# Sticky  HHC Chat days and times



## Nancy

Regular chat Schedules are: Monday and Thursday nights, 4-8 pm Pacific time (7-11 pm Eastern) & Sunday afternoon 2-4 pm Pacific time. (5-7 pm Eastern)

Come join us! Everyone is welcome. Come on in and tell us about your little hedgie. And there is usually an experienced breeder or two to answer all of your questions.


----------



## Miranda

Whats that at GMT?


----------



## bryan

Regular chat Schedules are: Monday and Thursday nights, 12:00-4:00 pm GMT & Sunday afternoon 7:00-9:00 pm GMT.


----------



## LizardGirl

*Digs back to stuff I forgot a long time ago*

Greenwich Mean Time? lol


----------



## bryan

Yep, without GMT, developed by the British for navigational purposes, we wouldn't have the basis for the International time zone system, developed by a Canadian by the name of Sandford Fleming in the late 1800's. Put simply, Eastern Time Zone is GMT -5. This means that if it is 6:00pm GMT, it is 1:00pm Eastern, -6, or 12:00pm Central, -7, or 11:00am Mountain, -8, 10:00am Pacific, -9, 9:00am Alaska, and -4.5, or 1:30 Newfoundland.


----------



## HedgieJustice

do people use the chat on the times shown?
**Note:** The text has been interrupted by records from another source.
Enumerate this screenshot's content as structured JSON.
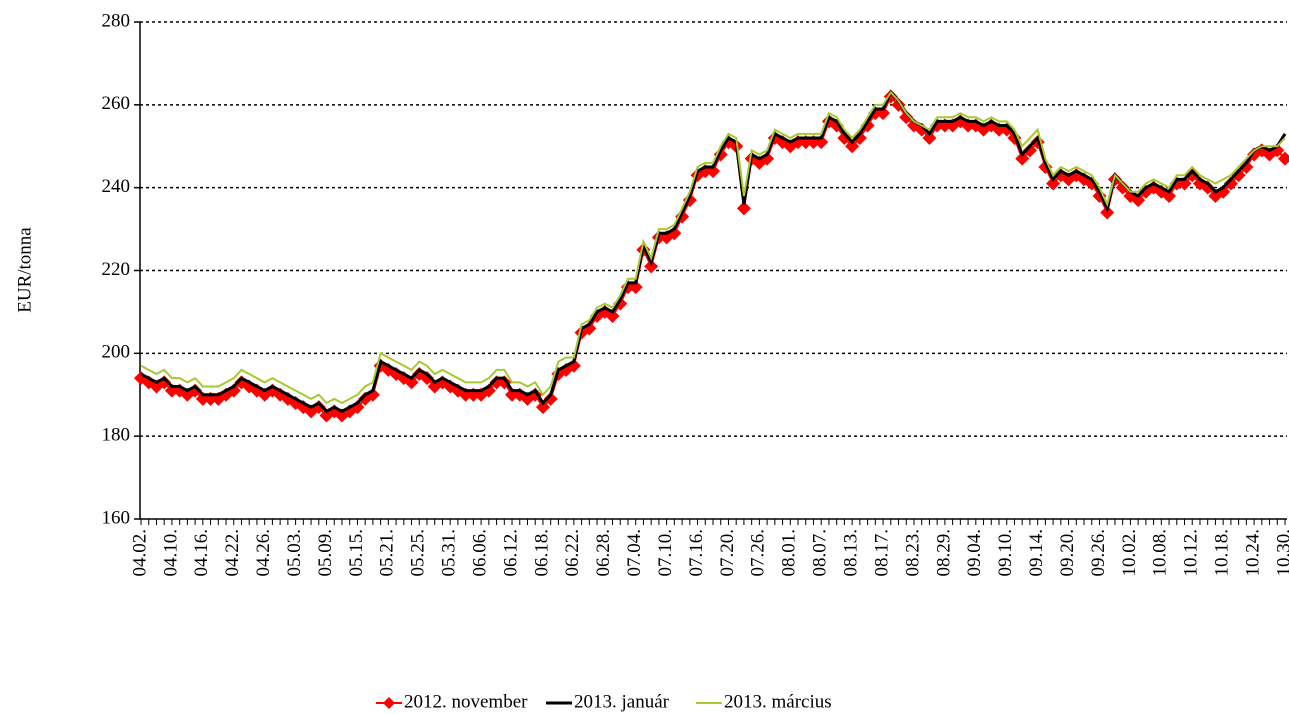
{
  "chart_data": {
    "type": "line",
    "ylabel": "EUR/tonna",
    "categories": [
      "04.02.",
      null,
      null,
      null,
      "04.10.",
      null,
      null,
      null,
      "04.16.",
      null,
      null,
      null,
      "04.22.",
      null,
      null,
      null,
      "04.26.",
      null,
      null,
      null,
      "05.03.",
      null,
      null,
      null,
      "05.09.",
      null,
      null,
      null,
      "05.15.",
      null,
      null,
      null,
      "05.21.",
      null,
      null,
      null,
      "05.25.",
      null,
      null,
      null,
      "05.31.",
      null,
      null,
      null,
      "06.06.",
      null,
      null,
      null,
      "06.12.",
      null,
      null,
      null,
      "06.18.",
      null,
      null,
      null,
      "06.22.",
      null,
      null,
      null,
      "06.28.",
      null,
      null,
      null,
      "07.04.",
      null,
      null,
      null,
      "07.10.",
      null,
      null,
      null,
      "07.16.",
      null,
      null,
      null,
      "07.20.",
      null,
      null,
      null,
      "07.26.",
      null,
      null,
      null,
      "08.01.",
      null,
      null,
      null,
      "08.07.",
      null,
      null,
      null,
      "08.13.",
      null,
      null,
      null,
      "08.17.",
      null,
      null,
      null,
      "08.23.",
      null,
      null,
      null,
      "08.29.",
      null,
      null,
      null,
      "09.04.",
      null,
      null,
      null,
      "09.10.",
      null,
      null,
      null,
      "09.14.",
      null,
      null,
      null,
      "09.20.",
      null,
      null,
      null,
      "09.26.",
      null,
      null,
      null,
      "10.02.",
      null,
      null,
      null,
      "10.08.",
      null,
      null,
      null,
      "10.12.",
      null,
      null,
      null,
      "10.18.",
      null,
      null,
      null,
      "10.24.",
      null,
      null,
      null,
      "10.30."
    ],
    "series": [
      {
        "name": "2012. november",
        "color": "#ff0000",
        "marker": "diamond",
        "values": [
          194,
          193,
          192,
          193,
          191,
          191,
          190,
          191,
          189,
          189,
          189,
          190,
          191,
          193,
          192,
          191,
          190,
          191,
          190,
          189,
          188,
          187,
          186,
          187,
          185,
          186,
          185,
          186,
          187,
          189,
          190,
          197,
          196,
          195,
          194,
          193,
          195,
          194,
          192,
          193,
          192,
          191,
          190,
          190,
          190,
          191,
          193,
          193,
          190,
          190,
          189,
          190,
          187,
          189,
          195,
          196,
          197,
          205,
          206,
          209,
          210,
          209,
          212,
          216,
          216,
          225,
          221,
          228,
          228,
          229,
          233,
          237,
          243,
          244,
          244,
          248,
          251,
          250,
          235,
          247,
          246,
          247,
          252,
          251,
          250,
          251,
          251,
          251,
          251,
          256,
          255,
          252,
          250,
          252,
          255,
          258,
          258,
          262,
          260,
          257,
          255,
          254,
          252,
          255,
          255,
          255,
          256,
          255,
          255,
          254,
          255,
          254,
          254,
          252,
          247,
          249,
          251,
          245,
          241,
          243,
          242,
          243,
          242,
          241,
          238,
          234,
          242,
          240,
          238,
          237,
          239,
          240,
          239,
          238,
          241,
          241,
          243,
          241,
          240,
          238,
          239,
          241,
          243,
          245,
          248,
          249,
          248,
          249,
          247
        ]
      },
      {
        "name": "2013. január",
        "color": "#000000",
        "values": [
          195,
          194,
          193,
          194,
          192,
          192,
          191,
          192,
          190,
          190,
          190,
          191,
          192,
          194,
          193,
          192,
          191,
          192,
          191,
          190,
          189,
          188,
          187,
          188,
          186,
          187,
          186,
          187,
          188,
          190,
          191,
          198,
          197,
          196,
          195,
          194,
          196,
          195,
          193,
          194,
          193,
          192,
          191,
          191,
          191,
          192,
          194,
          194,
          191,
          191,
          190,
          191,
          188,
          190,
          196,
          197,
          198,
          206,
          207,
          210,
          211,
          210,
          213,
          217,
          217,
          226,
          222,
          229,
          229,
          230,
          234,
          238,
          244,
          245,
          245,
          249,
          252,
          251,
          236,
          248,
          247,
          248,
          253,
          252,
          251,
          252,
          252,
          252,
          252,
          257,
          256,
          253,
          251,
          253,
          256,
          259,
          259,
          263,
          261,
          258,
          256,
          255,
          253,
          256,
          256,
          256,
          257,
          256,
          256,
          255,
          256,
          255,
          255,
          253,
          248,
          250,
          252,
          246,
          242,
          244,
          243,
          244,
          243,
          242,
          239,
          235,
          243,
          241,
          239,
          238,
          240,
          241,
          240,
          239,
          242,
          242,
          244,
          242,
          241,
          239,
          240,
          242,
          244,
          246,
          249,
          250,
          249,
          250,
          253
        ]
      },
      {
        "name": "2013. március",
        "color": "#a6c930",
        "values": [
          197,
          196,
          195,
          196,
          194,
          194,
          193,
          194,
          192,
          192,
          192,
          193,
          194,
          196,
          195,
          194,
          193,
          194,
          193,
          192,
          191,
          190,
          189,
          190,
          188,
          189,
          188,
          189,
          190,
          192,
          193,
          200,
          199,
          198,
          197,
          196,
          198,
          197,
          195,
          196,
          195,
          194,
          193,
          193,
          193,
          194,
          196,
          196,
          193,
          193,
          192,
          193,
          190,
          192,
          198,
          199,
          199,
          207,
          208,
          211,
          212,
          211,
          214,
          218,
          218,
          227,
          223,
          230,
          230,
          231,
          235,
          239,
          245,
          246,
          246,
          250,
          253,
          252,
          238,
          249,
          248,
          249,
          254,
          253,
          252,
          253,
          253,
          253,
          253,
          258,
          257,
          254,
          252,
          254,
          257,
          260,
          260,
          263,
          261,
          258,
          256,
          255,
          254,
          257,
          257,
          257,
          258,
          257,
          257,
          256,
          257,
          256,
          256,
          254,
          250,
          252,
          254,
          247,
          243,
          245,
          244,
          245,
          244,
          243,
          240,
          236,
          243,
          241,
          239,
          239,
          241,
          242,
          241,
          240,
          243,
          243,
          245,
          243,
          242,
          241,
          242,
          243,
          245,
          247,
          249,
          250,
          250,
          250,
          252
        ]
      }
    ],
    "ylim": [
      160,
      280
    ],
    "yticks": [
      160,
      180,
      200,
      220,
      240,
      260,
      280
    ],
    "grid": true,
    "legend": "bottom"
  }
}
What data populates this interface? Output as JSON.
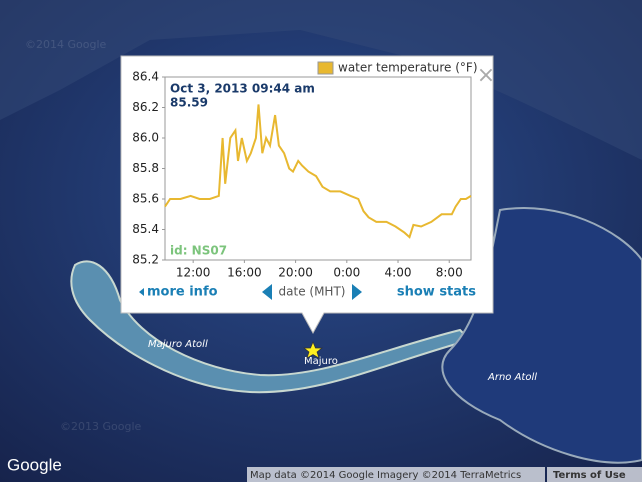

if people do, then i'll be there tomorrow =]


----------



## Reaper

Normally there are a couple of admins and moderators at the scheduled times.


----------



## K9_girl1994

arggg. at first the chat room wasn't letting my sister log in...Now it wont let me log in but will let my sister log in! Can someone help me..I have tryed deleting my user and adding a new one but that still didn't work!


----------



## K9_girl1994

now it wont let me or my sister log into it...it says this

Database error: Invalid SQL: INSERT INTO c_users VALUES ('Default', 'FabioBruno', '1', '1233016069', 'r','76.178.207.70')
MySQL error: 1062 (Duplicate entry '76.178.207.70' for key 2)
Session halted.


----------



## Reaper

that is because it says you are in chat I will boot ya out and try again


----------



## K9_girl1994

ok thanx..yeah it worked!


----------



## Hedgiepets

Don't forget about scheduled chats! A good place to ask questions.


----------



## Hedgiepets

Have a question? Come to the chat room during normally scheduled chats.


----------



## Hedgiepets

Don't forget. Join chat and get questions answered or just come chat about your hedgehog.


----------



## Terry

Is this where I come to chat and ask questions?


----------



## nikki

No the chat is in a chat room, if you look up, just below the HHC logo at the top of the screen, you'll see three stylized hedgie pics that say "HHC Home", "HHC Chat", and "Photo Gallery". Click on HHC Chat, then you have to register there, and then sign in and start visiting or asking questions.


----------



## Terry

thanks so much


----------



## bnstik

Why wont it let me register?


----------



## abbys

This thread is three years old and the website has been redesigned since then, so the "chat" may not be a feature anymore.


EDIT: Oh wait, I see it now. I don't know why you can't register, but if you have questions the forum is a great place to get answers, too.


----------



## eicg

i have a question how do you post a question thing i know how to answer just not post a question. Also how do you post pics.


----------



## abbys

When you go to the main forum page, http://www.hedgehogcentral.com/forums/, click on a specific forum topic like "health," "diet and nutrition," "housing and accessories," etc., and click on whatever subtopic your question is about, and you'll see a box that says "new thread" at the top of the list.

To add a picture, there's a little paper clip icon at the top of the text box. Click on it and you can upload pictures.


----------



## eicg

how to you make treads/question


----------



## Lilysmommy

Posting the same message or thread multiple times isn't going to get you an answer any faster. Please post only once. 

Like Abbys already said, when you click to view a forum section (such as the Diet/Nutrition section), before any of the threads are listed, above the brown outline of the box, there's a button that says "New Thread". Click that to post a new thread. Make sure you try to post things in the correct forum too.


----------



## eicg

sorry it was an accident i only created my account 30 mins before i posted that i was have some difficulties.


----------